One of the most common symptoms of GP is early satiety and fullness. Unfortunately, this often also revolves around hunger. Pact Blog writer Nancy gives some tips on dealing with both!

Early satiety is the feeling of stomach fulness after only consuming a small amount of food. It is also a symptom of Gastroparesis (GP) as well as several other medical conditions. Early satiety is unhealthy and could lead to nutrient deficiency and starvation. It is more common among women than men. With early satiety and GP, you may experience vomiting and/or heartburn after only consuming a small amount of food. Despite not being able to finish a full meal, your stomach feels full. GP patients experience early satiety because food takes longer to digest.

To help combat the stomach discomfort due to GP, it is recommended that you eat small low fat, low fiber meals 4-6 times per day. Despite eating every couple of hours, you may still feel hungry between meals. If you’re like me, you try to tell your brain that you’re not really hungry, but your messed-up gut says otherwise. Here are a few things that you can do to reduce those hunger pangs:

  1. Get more sleep. Research suggests that there is a link between sleep deprivation and the increase in desire for food. Lack of sleep effects the hunger hormones (leptin and ghrelin) in the body. When you are tired, your body craves high fat, high calorie food.
  2. Reduce your stress. A study conducted in 2001 showed there was an increase in cortisol (the stress hormone), increasing hunger. Study participants ate more food on the days there were stressed. I find that to be true for myself. When I’m stressed, I reach for food.
  3. Drink more water. When you are dehydrated, your body gets confused and signals to your brain that you’re hungry. If you don’t drink enough water, you will begin to feel tired and you body will think it needs food.
  4. Consume less artificial sweetener. A recent study on the effects of sweeteners on motility, hormones and appetite in healthy participants. It found that high calorie sweeteners (but not non-calorie sweeteners), inhibit muscle contractions in the GI tract.
  5. Stay away from high calorie, low nutrient foods. To satisfy hunger, we often reach for quick foods like chips or pretzels. Instead, opt for high protein foods to satisfy your hunger. A 2013 study showed that participants who ate high protein meals for breakfast were less hungry throughout the day.
  6. Add healthier unsaturated fat into your diet. Dietary guides lines suggest that you avoid trans fats and limit saturated fat to less than 10% of your calorie consumption, consume fish at least twice per week, consume lean, skinless meat and snack on fruits, vegetables and nuts. It is recommended that GP patients limit the amount of fat in their diet to less than 50 grams day.

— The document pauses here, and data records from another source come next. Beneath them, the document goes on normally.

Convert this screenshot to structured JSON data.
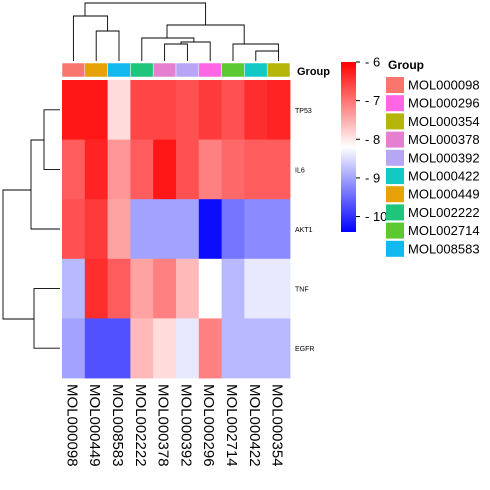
{
  "chart_data": {
    "type": "heatmap",
    "title": "",
    "columns": [
      "MOL000098",
      "MOL000449",
      "MOL008583",
      "MOL002222",
      "MOL000378",
      "MOL000392",
      "MOL000296",
      "MOL002714",
      "MOL000422",
      "MOL000354"
    ],
    "rows": [
      "TP53",
      "IL6",
      "AKT1",
      "TNF",
      "EGFR"
    ],
    "values": [
      [
        6.2,
        6.2,
        7.9,
        6.6,
        6.6,
        6.7,
        6.5,
        6.7,
        6.4,
        6.3
      ],
      [
        6.8,
        6.3,
        7.3,
        6.8,
        6.2,
        6.7,
        7.1,
        6.9,
        6.8,
        6.8
      ],
      [
        6.7,
        6.5,
        7.4,
        9.0,
        9.0,
        9.0,
        10.3,
        9.4,
        9.2,
        9.2
      ],
      [
        8.8,
        6.4,
        6.8,
        7.4,
        7.1,
        7.6,
        8.2,
        8.8,
        8.4,
        8.4
      ],
      [
        9.0,
        9.7,
        9.7,
        7.6,
        7.9,
        8.4,
        7.1,
        8.8,
        8.8,
        8.8
      ]
    ],
    "colorbar": {
      "min": 6,
      "max": 10.4,
      "ticks": [
        6,
        7,
        8,
        9,
        10
      ],
      "colors": [
        "#ff0000",
        "#ffffff",
        "#0000ff"
      ]
    },
    "group_title": "Group",
    "legend": {
      "title": "Group",
      "placement": "right"
    },
    "groups": [
      {
        "name": "MOL000098",
        "color": "#f8766d"
      },
      {
        "name": "MOL000296",
        "color": "#ff66e6"
      },
      {
        "name": "MOL000354",
        "color": "#b5b50a"
      },
      {
        "name": "MOL000378",
        "color": "#e580d0"
      },
      {
        "name": "MOL000392",
        "color": "#b7a6f5"
      },
      {
        "name": "MOL000422",
        "color": "#12c9c5"
      },
      {
        "name": "MOL000449",
        "color": "#e6a206"
      },
      {
        "name": "MOL002222",
        "color": "#1fc57b"
      },
      {
        "name": "MOL002714",
        "color": "#5cc832"
      },
      {
        "name": "MOL008583",
        "color": "#12b9ee"
      }
    ]
  }
}
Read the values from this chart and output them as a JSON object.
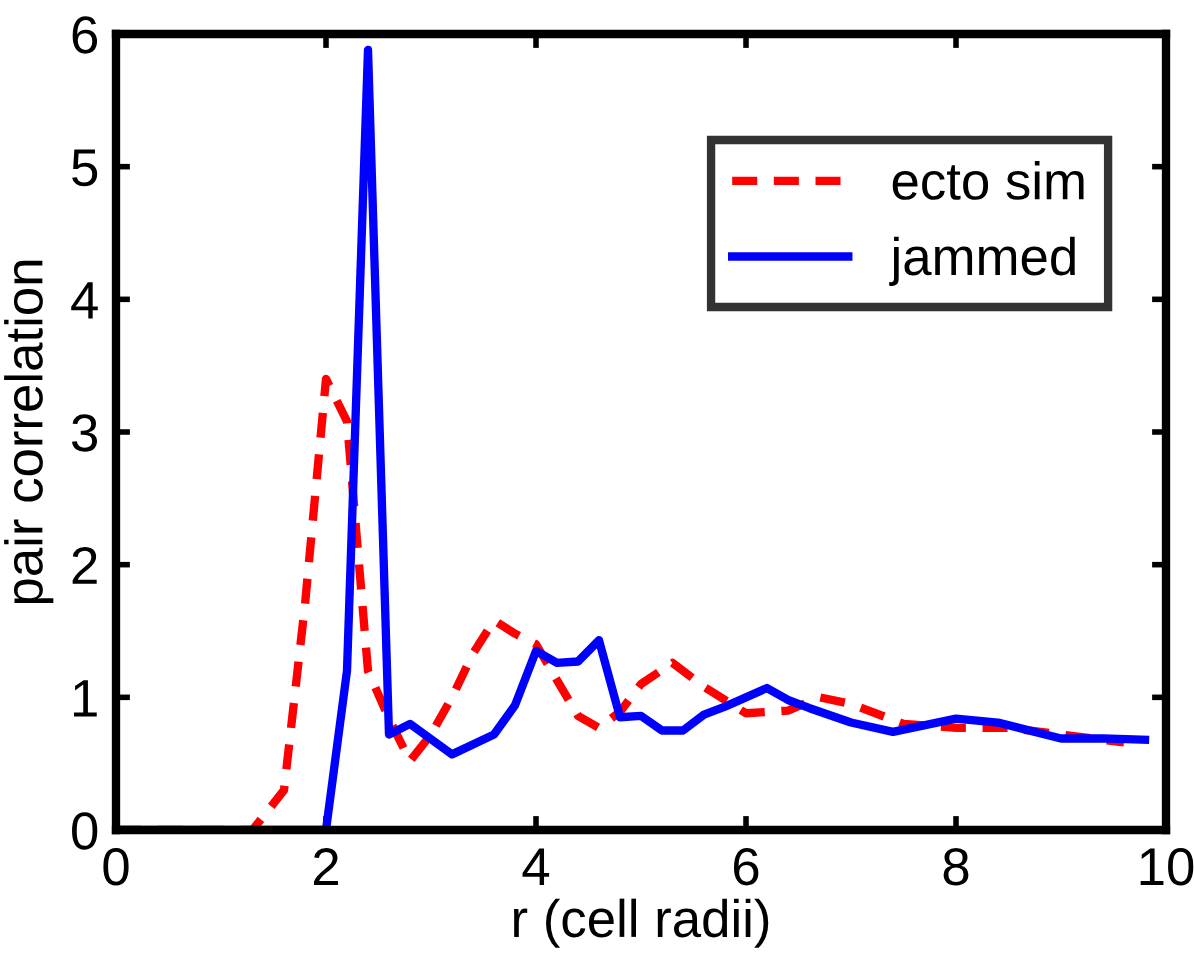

There are two types of harmful dietary fat – saturated fat and trans-fat. Saturated fat comes from meal and dairy products (like non-fat milk).

Saturated fat raises cholesterol and low-density lipoprotein (LDL) levels in your blood. This increases the risk of cardiovascular disease and type 2 diabetes. Trans fat are created from food processing method called partial hydrogenation. Trans fats include LDL levels and lowers the good cholesterol high-density lipoprotein (HDL).

Healthier fat are unsaturated monounsaturated fatty acids, polyunsaturated fatty acids and omega-3 fatty acids. Monosaturated and polyunsaturated fatty acids are found in plant-based foods and oils (olive oil, corn oil, peanut oil, etc.). Eating foods with monosaturated and polyunsaturated fatty acids may benefit blood sugar control, especially for those with type 2 diabetes. Omega-3 fatty acids are primary found in fish (salmon, tuna, etc.), oils (flaxseed, soybean, etc.) and nuts (walnuts). Studies have shown that these types of fats reduce risk of coronary artery disease.

Each GP patient reacts differently to food and may have different foods that they are able to consume, so please discuss your early satiety issues and your specific dietary needs with your gastrointestinal doctor or a register dietician.